Era un asco, pero no lo más asqueroso. Sin duda, los baños eran peores que la cocina, especialmente los miércoles por la mañana. La noche del martes era la más intensa en el club del campus. Después de varias horas de copas, besuqueos y tal vez un curry a las 2 de la mañana, nuestros sistemas digestivos estaban en problemas y resultaban en la destrucción de los inodoros.
Por esos días decidí que era buena idea comprar una bicicleta para recorrer la distancia que separaba la residencia de la universidad. Lo que no calculé fue que tener ruedas significaba esperar hasta el último segundo antes de dejar mi habitación y luego matarme pedaleando para llegar a tiempo a las clases. Llegaba tarde más de lo que me hubiese gustado, sin aliento y muy sudada. Después de unas pocas semanas, prácticamente dejé de ir a las clases.
Hacia diciembre comencé a experimentar horribles sentimientos de culpa. Había una especie de luz roja de alarma en mi cabeza que fue creciendo. Lo cierto es que había hecho muy poco durante las últimas diez semanas. A medida que se acercaban las vacaciones de invierno, no podía evitar sentirme avergonzada e insatisfecha.
Este curso de Administración en Warwick había sido mi sueño, pero ¿la verdad? ¡Estaba aburridísima!
Pensé acerca de lo que podría hacer con mi tiempo en forma productiva. “¿Unirme al equipo de básquetbol? Nah, tengo un hombro en mal estado y una rodilla poco confiable”. “¡Ya sé! Voluntaria en una caridad. ¿Pero mantendría mi compromiso?”. “¿Qué hay del esquí?”. Me anoté al equipo de la universidad, pero renuncié en forma inmediata cuando descubrí que esquiaban en AstroTurf3.

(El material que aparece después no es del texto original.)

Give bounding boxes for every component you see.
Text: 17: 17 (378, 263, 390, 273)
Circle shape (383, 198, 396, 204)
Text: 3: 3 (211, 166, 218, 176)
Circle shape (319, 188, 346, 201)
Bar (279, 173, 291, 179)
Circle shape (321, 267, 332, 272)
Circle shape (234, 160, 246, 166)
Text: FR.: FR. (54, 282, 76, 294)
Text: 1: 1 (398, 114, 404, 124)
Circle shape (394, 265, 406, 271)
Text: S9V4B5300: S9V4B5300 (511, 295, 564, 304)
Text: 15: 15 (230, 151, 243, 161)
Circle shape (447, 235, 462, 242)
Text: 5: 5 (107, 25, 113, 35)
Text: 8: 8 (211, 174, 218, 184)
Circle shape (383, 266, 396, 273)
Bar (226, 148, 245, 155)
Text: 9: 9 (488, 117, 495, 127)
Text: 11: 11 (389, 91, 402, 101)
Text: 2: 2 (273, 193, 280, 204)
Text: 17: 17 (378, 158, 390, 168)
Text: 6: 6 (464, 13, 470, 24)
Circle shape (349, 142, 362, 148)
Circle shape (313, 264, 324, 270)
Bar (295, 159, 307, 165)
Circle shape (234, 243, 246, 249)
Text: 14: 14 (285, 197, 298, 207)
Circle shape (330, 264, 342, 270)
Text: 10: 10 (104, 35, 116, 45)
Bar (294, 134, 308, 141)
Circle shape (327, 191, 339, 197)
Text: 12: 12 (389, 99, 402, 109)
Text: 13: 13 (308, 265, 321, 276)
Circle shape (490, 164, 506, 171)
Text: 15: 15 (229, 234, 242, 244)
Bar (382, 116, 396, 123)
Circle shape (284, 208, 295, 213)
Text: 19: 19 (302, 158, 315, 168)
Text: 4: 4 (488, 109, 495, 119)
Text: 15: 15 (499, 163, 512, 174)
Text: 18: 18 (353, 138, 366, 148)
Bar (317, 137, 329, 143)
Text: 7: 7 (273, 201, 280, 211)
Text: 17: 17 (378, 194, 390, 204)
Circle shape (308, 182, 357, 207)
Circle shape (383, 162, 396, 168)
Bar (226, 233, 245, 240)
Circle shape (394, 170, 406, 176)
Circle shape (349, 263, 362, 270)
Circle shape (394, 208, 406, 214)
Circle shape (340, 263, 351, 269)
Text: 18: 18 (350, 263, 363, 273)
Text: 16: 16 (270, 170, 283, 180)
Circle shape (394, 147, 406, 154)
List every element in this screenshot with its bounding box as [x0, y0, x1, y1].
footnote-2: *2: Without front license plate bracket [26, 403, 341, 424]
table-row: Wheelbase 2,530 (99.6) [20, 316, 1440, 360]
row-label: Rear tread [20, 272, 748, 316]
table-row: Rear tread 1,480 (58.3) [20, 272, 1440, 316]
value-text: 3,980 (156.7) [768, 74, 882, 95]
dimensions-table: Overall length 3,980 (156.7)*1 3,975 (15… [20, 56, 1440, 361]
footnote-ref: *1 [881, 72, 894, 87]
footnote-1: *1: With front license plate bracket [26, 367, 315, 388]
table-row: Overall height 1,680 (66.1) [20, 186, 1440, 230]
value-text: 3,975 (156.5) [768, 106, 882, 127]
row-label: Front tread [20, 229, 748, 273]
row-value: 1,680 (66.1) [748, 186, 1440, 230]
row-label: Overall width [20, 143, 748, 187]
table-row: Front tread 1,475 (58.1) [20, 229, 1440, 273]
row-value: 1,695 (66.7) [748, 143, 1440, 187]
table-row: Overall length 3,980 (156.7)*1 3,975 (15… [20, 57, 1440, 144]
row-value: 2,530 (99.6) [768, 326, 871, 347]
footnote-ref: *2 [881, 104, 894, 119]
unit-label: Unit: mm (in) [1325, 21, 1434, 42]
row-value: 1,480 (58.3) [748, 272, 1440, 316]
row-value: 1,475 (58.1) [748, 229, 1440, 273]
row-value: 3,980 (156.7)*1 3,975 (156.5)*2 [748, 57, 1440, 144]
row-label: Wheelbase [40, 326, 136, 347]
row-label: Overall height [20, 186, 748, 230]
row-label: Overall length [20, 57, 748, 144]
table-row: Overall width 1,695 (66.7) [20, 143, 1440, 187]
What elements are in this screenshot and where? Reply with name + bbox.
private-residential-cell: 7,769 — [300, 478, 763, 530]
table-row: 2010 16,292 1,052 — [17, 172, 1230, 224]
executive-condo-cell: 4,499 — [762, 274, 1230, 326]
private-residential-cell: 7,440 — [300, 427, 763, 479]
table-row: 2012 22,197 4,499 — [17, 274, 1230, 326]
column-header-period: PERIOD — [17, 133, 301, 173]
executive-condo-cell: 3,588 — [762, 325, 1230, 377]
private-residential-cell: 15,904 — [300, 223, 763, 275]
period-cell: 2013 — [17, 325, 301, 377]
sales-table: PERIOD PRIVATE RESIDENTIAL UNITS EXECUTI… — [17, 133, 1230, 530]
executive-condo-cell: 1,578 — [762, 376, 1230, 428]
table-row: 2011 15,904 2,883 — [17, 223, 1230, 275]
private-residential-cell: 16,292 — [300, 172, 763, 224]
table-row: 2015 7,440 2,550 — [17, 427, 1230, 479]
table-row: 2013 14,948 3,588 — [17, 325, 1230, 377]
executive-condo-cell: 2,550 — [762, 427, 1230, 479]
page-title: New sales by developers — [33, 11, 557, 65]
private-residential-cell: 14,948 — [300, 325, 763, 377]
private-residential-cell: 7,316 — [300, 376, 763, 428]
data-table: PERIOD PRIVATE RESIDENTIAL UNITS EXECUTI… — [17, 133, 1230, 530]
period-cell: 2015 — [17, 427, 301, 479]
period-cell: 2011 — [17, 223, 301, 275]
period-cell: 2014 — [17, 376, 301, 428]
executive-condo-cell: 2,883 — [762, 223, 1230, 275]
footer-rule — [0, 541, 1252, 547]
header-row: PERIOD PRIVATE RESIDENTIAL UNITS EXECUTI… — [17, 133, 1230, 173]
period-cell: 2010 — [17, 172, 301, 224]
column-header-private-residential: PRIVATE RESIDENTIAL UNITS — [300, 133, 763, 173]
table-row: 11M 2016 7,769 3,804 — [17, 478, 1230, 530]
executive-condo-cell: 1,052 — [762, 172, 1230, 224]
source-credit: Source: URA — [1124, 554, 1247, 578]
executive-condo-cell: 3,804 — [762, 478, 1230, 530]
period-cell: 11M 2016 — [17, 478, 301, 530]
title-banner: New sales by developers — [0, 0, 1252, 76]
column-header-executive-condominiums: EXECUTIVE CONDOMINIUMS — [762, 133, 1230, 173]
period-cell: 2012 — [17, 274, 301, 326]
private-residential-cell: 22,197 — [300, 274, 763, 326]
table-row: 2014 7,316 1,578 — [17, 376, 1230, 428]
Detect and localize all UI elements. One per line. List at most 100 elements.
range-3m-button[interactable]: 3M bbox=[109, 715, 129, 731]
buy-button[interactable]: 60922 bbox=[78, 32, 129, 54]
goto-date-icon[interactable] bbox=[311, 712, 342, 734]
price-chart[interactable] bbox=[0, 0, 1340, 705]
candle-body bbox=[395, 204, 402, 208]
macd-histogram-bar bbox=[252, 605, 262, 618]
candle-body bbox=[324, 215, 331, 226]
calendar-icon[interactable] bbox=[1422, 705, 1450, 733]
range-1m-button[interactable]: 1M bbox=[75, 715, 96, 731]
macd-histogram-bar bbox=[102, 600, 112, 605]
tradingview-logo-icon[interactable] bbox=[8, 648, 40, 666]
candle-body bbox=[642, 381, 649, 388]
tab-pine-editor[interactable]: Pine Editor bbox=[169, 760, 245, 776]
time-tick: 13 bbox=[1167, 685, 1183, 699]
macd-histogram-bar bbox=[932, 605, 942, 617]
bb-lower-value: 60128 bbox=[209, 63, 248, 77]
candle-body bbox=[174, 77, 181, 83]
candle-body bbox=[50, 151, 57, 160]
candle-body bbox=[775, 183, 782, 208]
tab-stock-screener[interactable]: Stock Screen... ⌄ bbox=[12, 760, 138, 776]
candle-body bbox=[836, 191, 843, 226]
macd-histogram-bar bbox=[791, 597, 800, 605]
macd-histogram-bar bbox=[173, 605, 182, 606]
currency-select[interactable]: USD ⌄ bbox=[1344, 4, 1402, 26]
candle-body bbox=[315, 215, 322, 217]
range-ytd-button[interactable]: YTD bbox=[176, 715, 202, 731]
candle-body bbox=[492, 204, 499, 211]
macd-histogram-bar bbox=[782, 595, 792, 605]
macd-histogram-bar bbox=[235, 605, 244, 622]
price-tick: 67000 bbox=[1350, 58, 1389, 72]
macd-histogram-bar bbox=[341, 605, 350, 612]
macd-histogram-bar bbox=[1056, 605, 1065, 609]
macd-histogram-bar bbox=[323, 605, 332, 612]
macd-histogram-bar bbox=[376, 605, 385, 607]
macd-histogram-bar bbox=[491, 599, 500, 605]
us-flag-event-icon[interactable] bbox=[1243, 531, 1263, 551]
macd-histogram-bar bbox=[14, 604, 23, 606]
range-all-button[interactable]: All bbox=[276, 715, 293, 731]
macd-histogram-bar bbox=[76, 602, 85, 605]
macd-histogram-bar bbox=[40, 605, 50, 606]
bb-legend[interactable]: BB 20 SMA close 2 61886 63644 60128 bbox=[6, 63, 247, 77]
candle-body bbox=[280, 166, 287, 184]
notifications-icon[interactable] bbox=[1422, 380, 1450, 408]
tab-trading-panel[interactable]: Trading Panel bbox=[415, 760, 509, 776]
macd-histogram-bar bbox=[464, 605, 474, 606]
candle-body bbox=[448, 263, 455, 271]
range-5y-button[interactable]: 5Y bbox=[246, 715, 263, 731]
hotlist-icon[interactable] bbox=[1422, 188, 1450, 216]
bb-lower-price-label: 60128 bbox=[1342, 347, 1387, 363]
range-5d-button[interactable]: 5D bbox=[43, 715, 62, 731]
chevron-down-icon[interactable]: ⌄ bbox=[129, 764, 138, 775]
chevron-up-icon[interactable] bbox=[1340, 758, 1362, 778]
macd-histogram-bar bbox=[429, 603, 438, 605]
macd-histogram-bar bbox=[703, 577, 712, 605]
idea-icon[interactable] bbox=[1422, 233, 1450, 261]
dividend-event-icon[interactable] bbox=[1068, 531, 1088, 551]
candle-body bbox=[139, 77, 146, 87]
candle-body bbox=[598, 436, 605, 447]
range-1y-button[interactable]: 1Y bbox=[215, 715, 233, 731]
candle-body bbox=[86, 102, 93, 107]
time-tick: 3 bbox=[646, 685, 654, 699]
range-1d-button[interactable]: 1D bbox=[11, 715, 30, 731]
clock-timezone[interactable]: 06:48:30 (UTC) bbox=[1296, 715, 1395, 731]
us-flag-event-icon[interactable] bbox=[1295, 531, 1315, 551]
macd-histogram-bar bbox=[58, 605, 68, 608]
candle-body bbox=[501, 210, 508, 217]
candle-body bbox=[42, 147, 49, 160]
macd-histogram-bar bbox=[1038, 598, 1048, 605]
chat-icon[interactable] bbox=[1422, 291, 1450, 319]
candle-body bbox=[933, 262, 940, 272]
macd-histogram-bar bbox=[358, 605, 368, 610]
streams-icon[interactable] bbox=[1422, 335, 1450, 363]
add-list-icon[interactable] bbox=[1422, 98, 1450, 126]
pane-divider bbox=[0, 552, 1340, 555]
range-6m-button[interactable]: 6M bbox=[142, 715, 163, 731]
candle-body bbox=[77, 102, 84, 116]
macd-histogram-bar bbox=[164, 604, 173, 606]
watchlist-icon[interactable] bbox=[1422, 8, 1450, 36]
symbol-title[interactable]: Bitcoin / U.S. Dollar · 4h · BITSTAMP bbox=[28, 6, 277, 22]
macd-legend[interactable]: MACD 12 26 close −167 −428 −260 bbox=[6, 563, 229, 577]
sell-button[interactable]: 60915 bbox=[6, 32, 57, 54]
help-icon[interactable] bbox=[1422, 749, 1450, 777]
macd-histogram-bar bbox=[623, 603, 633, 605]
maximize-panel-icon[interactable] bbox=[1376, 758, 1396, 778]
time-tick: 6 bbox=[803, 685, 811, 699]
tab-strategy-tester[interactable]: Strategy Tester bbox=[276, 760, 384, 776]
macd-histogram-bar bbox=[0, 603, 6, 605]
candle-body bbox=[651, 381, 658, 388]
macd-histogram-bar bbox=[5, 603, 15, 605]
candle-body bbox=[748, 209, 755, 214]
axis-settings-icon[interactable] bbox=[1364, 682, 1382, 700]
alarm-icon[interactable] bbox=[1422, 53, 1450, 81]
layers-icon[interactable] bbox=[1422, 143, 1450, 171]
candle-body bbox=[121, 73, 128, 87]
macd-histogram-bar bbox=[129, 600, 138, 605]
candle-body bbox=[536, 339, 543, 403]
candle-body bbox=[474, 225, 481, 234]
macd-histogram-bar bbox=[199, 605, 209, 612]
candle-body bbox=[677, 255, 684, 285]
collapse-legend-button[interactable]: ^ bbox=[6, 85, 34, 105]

Necesito estar muy muy interesada en una actividad para poder destacarme en ella; de lo contrario, olvídenlo. Desesperada por encontrar algo para ocupar mi mente, me encerré en mi dormitorio durante una semana completa de diciembre. Me senté en el escritorio clavado a la pared, pensando en cosas que podría hacer y vender; un proyecto paralelo que, idealmente, me permitiera dejar de sentir aburrimiento y culpa.